- DVD cover
- Directed by: Peter Markle
- Screenplay by: Dayton Callie
- Produced by: Elie Samaha
- Starring: Dennis Hopper Michael Madsen Kiefer Sutherland Daryl Hannah
- Cinematography: Phil Parmet
- Edited by: David Campling
- Music by: George S. Clinton
- Production companies: Nu Image Phoenician Films Blueline
- Distributed by: Nu Image
- Release dates: October 24, 1996 (UK); March 15, 1997 (Santa Barbara Film Festival);
- Running time: 95 minutes
- Country: United States
- Language: English

= The Last Days of Frankie the Fly =

The Last Days of Frankie the Fly is a 1996 crime film directed by Peter Markle, written by Dayton Callie and starring Dennis Hopper, Michael Madsen, Kiefer Sutherland and Daryl Hannah.

== Plot ==
Frankie (Dennis Hopper) is a leg man for the mob, and works for Sal (Michael Madsen) and his sidekick, Vic (Dayton Callie).

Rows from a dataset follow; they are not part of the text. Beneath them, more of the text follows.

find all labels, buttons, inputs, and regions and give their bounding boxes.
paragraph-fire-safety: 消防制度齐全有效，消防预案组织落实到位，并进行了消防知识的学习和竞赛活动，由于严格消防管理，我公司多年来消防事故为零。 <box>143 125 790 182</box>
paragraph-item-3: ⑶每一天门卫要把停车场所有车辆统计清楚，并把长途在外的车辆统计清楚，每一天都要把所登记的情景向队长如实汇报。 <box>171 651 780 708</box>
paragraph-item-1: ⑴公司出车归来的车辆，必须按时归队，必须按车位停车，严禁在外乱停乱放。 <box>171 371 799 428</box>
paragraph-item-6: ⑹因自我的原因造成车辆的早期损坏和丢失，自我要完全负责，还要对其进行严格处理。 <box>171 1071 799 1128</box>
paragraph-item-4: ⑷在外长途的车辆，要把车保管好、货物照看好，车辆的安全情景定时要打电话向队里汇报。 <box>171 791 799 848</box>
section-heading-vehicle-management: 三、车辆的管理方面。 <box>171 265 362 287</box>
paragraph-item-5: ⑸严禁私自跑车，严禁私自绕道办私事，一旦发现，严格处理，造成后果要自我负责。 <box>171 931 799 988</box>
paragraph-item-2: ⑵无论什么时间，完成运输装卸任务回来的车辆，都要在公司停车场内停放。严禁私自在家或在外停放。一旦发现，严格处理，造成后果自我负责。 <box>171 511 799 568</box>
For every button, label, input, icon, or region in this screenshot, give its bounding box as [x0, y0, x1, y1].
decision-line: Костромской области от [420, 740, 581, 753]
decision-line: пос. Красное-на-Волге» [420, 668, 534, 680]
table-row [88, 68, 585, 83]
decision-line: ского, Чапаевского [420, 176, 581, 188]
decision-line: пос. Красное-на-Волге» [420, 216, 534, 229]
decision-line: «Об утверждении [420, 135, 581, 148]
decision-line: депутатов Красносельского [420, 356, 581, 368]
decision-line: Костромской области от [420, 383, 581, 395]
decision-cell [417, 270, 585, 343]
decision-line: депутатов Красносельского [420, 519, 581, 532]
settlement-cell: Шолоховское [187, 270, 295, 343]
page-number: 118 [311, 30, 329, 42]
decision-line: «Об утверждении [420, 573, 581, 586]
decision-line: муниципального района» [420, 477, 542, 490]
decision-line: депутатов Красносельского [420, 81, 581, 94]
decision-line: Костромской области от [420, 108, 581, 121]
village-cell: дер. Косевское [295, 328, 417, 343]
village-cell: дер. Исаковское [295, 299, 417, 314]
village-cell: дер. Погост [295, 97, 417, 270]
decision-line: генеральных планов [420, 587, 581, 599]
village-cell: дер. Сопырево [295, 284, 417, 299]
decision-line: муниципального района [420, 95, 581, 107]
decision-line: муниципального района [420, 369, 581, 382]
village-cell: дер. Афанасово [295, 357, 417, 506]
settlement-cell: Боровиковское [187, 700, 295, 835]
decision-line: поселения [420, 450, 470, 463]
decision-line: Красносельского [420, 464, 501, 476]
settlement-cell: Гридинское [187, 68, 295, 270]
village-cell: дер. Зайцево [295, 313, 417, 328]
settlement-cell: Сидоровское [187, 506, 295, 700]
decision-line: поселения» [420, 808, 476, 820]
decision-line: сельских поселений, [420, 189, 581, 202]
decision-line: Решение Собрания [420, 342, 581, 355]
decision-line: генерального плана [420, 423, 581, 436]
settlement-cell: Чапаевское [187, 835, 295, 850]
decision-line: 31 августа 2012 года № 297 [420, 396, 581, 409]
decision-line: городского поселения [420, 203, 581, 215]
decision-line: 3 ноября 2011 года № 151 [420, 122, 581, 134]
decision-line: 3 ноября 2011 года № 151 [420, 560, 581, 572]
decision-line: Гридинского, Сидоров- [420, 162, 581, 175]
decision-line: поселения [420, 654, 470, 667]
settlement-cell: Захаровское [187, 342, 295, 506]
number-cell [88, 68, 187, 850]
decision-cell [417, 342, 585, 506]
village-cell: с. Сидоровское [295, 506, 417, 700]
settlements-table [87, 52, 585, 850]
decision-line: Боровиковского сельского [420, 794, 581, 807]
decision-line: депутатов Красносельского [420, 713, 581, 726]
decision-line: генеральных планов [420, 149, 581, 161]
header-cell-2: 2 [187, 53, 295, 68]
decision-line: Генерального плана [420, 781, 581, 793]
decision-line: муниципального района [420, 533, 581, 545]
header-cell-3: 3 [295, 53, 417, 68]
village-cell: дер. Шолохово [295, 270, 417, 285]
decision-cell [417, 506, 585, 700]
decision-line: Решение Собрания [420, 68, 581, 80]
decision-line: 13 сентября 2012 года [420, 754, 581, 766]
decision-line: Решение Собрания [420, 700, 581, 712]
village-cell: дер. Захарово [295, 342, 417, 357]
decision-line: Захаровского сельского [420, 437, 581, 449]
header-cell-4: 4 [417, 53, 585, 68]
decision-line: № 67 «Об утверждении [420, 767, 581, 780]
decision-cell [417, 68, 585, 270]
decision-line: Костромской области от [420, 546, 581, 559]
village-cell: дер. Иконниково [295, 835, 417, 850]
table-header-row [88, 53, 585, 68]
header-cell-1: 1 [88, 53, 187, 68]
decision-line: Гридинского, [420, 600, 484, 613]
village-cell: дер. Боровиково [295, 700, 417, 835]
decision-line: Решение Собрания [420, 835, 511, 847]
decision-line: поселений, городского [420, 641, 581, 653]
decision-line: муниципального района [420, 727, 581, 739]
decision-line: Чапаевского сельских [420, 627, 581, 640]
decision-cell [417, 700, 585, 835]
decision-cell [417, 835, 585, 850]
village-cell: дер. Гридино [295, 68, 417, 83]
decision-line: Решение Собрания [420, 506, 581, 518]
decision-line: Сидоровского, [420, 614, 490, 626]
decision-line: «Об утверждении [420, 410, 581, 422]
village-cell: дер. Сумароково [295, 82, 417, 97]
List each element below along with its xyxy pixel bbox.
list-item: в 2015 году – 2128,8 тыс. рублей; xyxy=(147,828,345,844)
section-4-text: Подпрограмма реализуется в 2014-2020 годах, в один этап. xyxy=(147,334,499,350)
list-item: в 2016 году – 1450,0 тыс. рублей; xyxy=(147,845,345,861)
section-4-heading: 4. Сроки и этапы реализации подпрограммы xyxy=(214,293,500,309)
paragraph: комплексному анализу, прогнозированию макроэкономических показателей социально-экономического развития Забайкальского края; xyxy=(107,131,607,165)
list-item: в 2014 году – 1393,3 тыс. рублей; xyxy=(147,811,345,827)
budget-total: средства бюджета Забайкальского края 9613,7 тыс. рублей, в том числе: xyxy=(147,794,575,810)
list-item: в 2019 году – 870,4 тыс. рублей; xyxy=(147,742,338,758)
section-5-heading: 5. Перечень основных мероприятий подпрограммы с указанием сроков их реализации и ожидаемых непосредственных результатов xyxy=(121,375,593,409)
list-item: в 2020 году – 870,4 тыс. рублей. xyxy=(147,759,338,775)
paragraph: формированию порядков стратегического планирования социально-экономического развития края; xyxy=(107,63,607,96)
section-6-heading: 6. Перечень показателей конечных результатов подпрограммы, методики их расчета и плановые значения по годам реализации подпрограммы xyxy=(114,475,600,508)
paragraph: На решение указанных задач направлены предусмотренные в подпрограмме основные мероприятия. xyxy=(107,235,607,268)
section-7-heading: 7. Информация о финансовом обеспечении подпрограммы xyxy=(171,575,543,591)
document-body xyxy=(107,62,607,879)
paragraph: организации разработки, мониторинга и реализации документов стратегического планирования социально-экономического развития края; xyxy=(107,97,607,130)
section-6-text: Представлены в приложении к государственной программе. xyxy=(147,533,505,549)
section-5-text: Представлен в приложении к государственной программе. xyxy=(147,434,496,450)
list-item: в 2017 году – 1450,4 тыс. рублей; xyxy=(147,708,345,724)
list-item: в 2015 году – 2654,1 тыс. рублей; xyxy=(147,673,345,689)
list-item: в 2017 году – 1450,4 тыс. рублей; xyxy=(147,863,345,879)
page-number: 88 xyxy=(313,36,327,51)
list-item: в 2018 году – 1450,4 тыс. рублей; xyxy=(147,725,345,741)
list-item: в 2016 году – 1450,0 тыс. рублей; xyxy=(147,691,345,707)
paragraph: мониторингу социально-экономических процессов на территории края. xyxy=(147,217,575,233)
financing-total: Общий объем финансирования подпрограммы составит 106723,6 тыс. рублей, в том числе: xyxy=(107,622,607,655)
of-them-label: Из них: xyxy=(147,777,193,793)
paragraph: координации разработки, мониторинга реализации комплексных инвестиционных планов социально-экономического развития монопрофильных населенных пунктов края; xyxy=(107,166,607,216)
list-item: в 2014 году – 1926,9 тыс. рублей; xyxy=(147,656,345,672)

Frankie goes to the set of a porno one day, directed by his friend Joey (Kiefer Sutherland), a NYU film school graduate who owes Sal money. Frankie immediately becomes infatuated with Margaret (Daryl Hannah), a former junkie who wants to become a serious actress. Once a good girl who came to Los Angeles to pursue an acting career, tough situations led her to do drugs and prostitution. Frankie becomes fixated on saving Margaret from the path she's on and keeping her from Sal.